Jumat, 16 Oktober 2015

PENGERTIAN SEJARAH KEBUDAYAAN DAN RUANG LINGKUPNYA

PENGERTIAN SEJARAH KEBUDAYAAN DAN RUANG LINGKUPNYA.


      Sejarah kebudayaan menurut Huizinga adalah usaha mencari morfologi budaya studi tentang struktur. Ini berbeda dengan sosiologi, yang melihat objeknya melalui paradigma, morfologi budaya melihat gejala-gejala yang mempunyai makna yang jelas dalam dirinya. Setiap detail mempunyai maknanya sendiri, tidak semata-mata sebagai ilustrasi dari konsep umum. Kebudayaan sebagai struktur, sebuah bentuk. Demikian juga, sejarah adalah bentuk kejiwaan dengan apa sebuah kebudayaan menilai masa lalunya.

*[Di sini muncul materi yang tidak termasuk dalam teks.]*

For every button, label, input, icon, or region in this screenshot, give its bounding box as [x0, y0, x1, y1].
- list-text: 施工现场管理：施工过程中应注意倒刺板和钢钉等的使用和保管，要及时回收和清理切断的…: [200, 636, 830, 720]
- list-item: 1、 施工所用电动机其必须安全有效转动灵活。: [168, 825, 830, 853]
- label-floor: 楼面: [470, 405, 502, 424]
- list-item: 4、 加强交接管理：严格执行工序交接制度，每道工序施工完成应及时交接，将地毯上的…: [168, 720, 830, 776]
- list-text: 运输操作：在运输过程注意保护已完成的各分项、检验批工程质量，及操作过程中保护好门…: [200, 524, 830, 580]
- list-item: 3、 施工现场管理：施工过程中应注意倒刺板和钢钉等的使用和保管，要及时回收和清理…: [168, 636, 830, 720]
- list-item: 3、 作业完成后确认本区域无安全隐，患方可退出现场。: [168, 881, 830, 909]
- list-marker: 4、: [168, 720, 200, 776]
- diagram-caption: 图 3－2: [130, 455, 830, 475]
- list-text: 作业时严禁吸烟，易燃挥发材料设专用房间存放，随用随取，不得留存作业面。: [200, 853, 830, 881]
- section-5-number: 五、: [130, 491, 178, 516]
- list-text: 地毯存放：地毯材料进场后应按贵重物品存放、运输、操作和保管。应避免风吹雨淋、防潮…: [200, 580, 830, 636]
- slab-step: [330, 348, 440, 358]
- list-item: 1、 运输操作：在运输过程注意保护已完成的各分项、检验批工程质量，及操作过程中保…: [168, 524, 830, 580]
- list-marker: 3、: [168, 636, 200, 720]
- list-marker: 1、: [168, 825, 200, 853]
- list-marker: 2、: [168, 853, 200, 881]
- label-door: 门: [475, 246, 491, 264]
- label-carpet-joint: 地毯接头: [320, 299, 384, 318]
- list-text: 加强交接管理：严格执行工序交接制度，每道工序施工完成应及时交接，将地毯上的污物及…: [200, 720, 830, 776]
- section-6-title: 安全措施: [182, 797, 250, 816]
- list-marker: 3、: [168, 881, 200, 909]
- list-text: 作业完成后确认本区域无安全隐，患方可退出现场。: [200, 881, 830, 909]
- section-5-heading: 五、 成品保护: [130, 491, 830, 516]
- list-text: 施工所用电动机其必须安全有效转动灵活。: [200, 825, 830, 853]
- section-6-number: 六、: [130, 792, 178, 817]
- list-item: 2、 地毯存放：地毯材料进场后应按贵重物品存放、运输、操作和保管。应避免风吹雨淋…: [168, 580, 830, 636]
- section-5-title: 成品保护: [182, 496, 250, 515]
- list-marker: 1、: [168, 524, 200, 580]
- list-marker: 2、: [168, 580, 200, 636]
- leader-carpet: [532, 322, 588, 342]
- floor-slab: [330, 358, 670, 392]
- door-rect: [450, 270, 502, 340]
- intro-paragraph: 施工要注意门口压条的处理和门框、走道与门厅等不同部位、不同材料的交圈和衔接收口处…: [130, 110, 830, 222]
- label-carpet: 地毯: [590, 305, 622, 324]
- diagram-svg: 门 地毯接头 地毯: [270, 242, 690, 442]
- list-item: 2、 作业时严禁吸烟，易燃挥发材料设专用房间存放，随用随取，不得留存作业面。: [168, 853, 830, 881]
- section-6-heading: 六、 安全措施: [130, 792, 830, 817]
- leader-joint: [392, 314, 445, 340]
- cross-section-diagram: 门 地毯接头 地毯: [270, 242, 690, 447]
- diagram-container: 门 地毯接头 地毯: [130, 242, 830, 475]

Sejarah adalah ilmu, bukan mitologi atau roman. Pendapat dari Huizinga bahwa sejarah perlu mencari hubungan-hubungan sehingga realitas dapat dipahami. Dengan metode yang menggabungkan studi kritis dengan subjektivisme, sejarahwan melihat fakta-fakta dengan usaha mencari sinar matahari yang menembus detail-detailnya.
      Burckhardt sebagai salah satu penulis klasik sejarah kebudayaan. Burchardt menulis The Civilzation of the renaissance in Italy. Dari segi metodologis, Burckhardt telah menunjukan bahwa sejarah kebudayaanya telah mendahului bermacam jenis penulisan sejarah sesudahnya, dalam setidaknya dua hal. Partama, pendekatannya singkronis, sistematis, tetapi tanpa kesalahan kronologi dalam sajianya. Kedua, usahanya memperluas bahan-bahan kajian sejarah kebudayaan dengan memberikan gambaran tentang keseluruhan.
      Huizinga, sama dengan Burckhardt juga menekan pentingnya general theme. Dalam tulisan yang secara khusus membicarakan tugas sejarah kebudayaan. Tugas sejarah kebudayaan ialah mencari pola-pola kehidupan, kesenian, dan pemikiran secara bersama-sama. Tugas itu ialah pemahaman secara morfologis dan diskripsi dari kebudayaan secara aktual dan konkrit, tidak dalam bentuk abstrak. Gambar yang kongkrit itu disebut sebagai morfologi budaya, untuk membedakannya dengan sekedar psikologi.
      Sejarah kebudayaan menurut Josep H. Greenberg adalah bagian dari sejarah umum, mengenai perkembangan historis bangsa-bangsa yang belum mengenal tulisan, pada waktu sekarang dan masa lampu. Sejarah kebudayaan hampir selalu dipelajari oleh para antropolog kebudayaan, jika dalam keterangan ini termasuk ahli-ahli separti para arkeolog linguistik. Difinisi ini menunjukan bahwa dalam prinsip tidak ada perbedaan yang nyata antara sejarah seorang sejarahwan profesional dan sejarahwan kebudayaan. Untuk membedakan dua sejarahwan itu dengan mengadakan perbedaan antara penggunaan sumber-sumber dokumentasi tertulis sebagai sumber utama atau satu-satunya sumber bukti yang diterima oleh sejarahwan ahli, dengan bermacam-macam metode yang berdasarkan dugaan (conjectural) yang dipergunakan oleh peneliti kebudayaan yang belum mengenal tulisan.
      Jadi, tujuan sejarah kebudayan sesungguhnya tidak berbeda dari tujuan sejarah Kovensional, terutam sejarah konvensional dipandang dari aspek yang sangat umum dan tidak hanya sebagai sejarah politik, tetapi sebagai sejarah dari segala aspek kebudayaan. Dan dapat ditambahkan, tujuan utama ini, ialah mengenai perkembangan kebudayaan membutuhkan keterangan (data) tertentu yang nonkebudayaan, seperti perubahan-perubahan lingkungan, perbedaan rasial, manusia sebagai hasil dari mekanisme yang mengisolir perbedaan etnis yang sejajar, dan dugaan-dugaan mengenai faktor-faktor demografis kuno. Maka perbedaan-perbedaan sejarah kebudayaan dan sejarah konvensional adalah suatu perbedaan tingkatan bukan perbedaan jenis. Di karenakan sejarahwan kebudayaan untuk sebagain besar harus percaya pada sumber-sumber nondokumenter, ia akan berhadapan dengan kelompok-kelompok dan bukan dengan perorangan, dan skala waktu akan kerap kali relatif daripada positif.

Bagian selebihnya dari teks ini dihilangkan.